Reduction of hexose A (molecular formula `C_(6)H_(12)O_(6)`) with sodium borohydride gives compound B and C. Compound B is optically inactive, whereas compound C is optically active. Which of the following is compound A?

To solve the problem, we need to identify the hexose (compound A) that, when reduced with sodium borohydride (NaBH4), gives one optically inactive compound (B) and one optically active compound (C). ### Step-by-Step Solution: 1. **Understanding the Structure of Hexoses**: - Hexoses are monosaccharides with the formula C6H12O6. Common hexoses include glucose, fructose, galactose, and mannose. 2. **Identifying the Type of Reaction**: - Sodium borohydride is a reducing agent that reduces carbonyl groups (aldehydes and ketones) to alcohols.
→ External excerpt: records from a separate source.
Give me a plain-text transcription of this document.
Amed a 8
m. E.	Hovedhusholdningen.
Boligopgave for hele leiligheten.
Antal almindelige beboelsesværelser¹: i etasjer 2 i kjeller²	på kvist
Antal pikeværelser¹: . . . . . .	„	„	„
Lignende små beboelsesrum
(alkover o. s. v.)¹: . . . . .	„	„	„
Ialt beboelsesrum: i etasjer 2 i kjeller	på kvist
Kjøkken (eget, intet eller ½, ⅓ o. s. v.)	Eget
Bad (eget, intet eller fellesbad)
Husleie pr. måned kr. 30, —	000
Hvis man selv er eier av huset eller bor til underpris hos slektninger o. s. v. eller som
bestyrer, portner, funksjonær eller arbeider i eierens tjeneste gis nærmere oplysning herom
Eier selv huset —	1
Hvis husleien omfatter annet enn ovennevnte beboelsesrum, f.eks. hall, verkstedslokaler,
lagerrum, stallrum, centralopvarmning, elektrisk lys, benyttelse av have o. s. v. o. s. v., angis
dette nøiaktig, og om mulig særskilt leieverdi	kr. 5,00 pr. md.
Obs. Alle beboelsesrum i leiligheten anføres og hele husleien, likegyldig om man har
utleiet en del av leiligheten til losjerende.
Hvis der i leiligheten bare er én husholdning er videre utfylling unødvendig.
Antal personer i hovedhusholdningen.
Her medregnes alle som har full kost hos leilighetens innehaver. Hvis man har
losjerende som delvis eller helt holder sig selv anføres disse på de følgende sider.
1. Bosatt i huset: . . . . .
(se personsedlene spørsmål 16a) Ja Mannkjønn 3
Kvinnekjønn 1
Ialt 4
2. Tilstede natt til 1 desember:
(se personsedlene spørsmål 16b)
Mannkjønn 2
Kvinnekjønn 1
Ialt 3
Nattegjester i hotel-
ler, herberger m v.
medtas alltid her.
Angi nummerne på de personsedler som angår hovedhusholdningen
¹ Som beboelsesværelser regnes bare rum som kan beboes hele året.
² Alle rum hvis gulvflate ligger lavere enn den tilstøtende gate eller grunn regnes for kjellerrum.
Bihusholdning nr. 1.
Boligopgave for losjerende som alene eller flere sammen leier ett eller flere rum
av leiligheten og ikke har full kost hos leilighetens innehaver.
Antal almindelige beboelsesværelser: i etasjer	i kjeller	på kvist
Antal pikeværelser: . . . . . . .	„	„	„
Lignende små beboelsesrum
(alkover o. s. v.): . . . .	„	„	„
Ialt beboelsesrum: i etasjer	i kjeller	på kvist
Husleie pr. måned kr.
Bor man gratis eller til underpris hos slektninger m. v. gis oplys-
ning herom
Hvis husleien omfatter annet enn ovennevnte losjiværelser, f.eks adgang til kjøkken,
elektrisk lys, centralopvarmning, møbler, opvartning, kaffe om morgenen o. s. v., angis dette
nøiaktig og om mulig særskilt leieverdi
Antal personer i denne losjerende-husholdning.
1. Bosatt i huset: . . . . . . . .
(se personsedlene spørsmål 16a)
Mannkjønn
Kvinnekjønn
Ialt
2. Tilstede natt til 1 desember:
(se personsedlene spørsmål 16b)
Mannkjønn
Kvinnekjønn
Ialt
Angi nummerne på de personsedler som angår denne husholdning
In the case of hexoses, the carbonyl group can be either an aldehyde (as in glucose) or a ketone (as in fructose). 3. **Analyzing the Options**: - We need to analyze the structures of the common hexoses to see which one can produce two different products upon reduction: - **D-Fructose**: A ketose (C=O in the second carbon). - **D-Glucose**: An aldose (C=O at the first carbon). - **D-Galactose**: An aldose (similar to glucose but with different hydroxyl group arrangements). - **D-Mannose**: Another aldose. 4. **Reduction of D-Fructose**: - D-Fructose, when reduced by NaBH4, will yield two products: - One product will be a secondary alcohol (B) and will be optically inactive due to symmetry. - The other product will be a different stereoisomer (C) that is optically active due to the presence of an asymmetric carbon. 5. **Conclusion**: - Since D-Fructose can produce one optically inactive compound (B) and one optically active compound (C) upon reduction, it fits the criteria given in the question. Therefore, compound A is **D-Fructose**. ### Final Answer: Compound A is **D-Fructose**.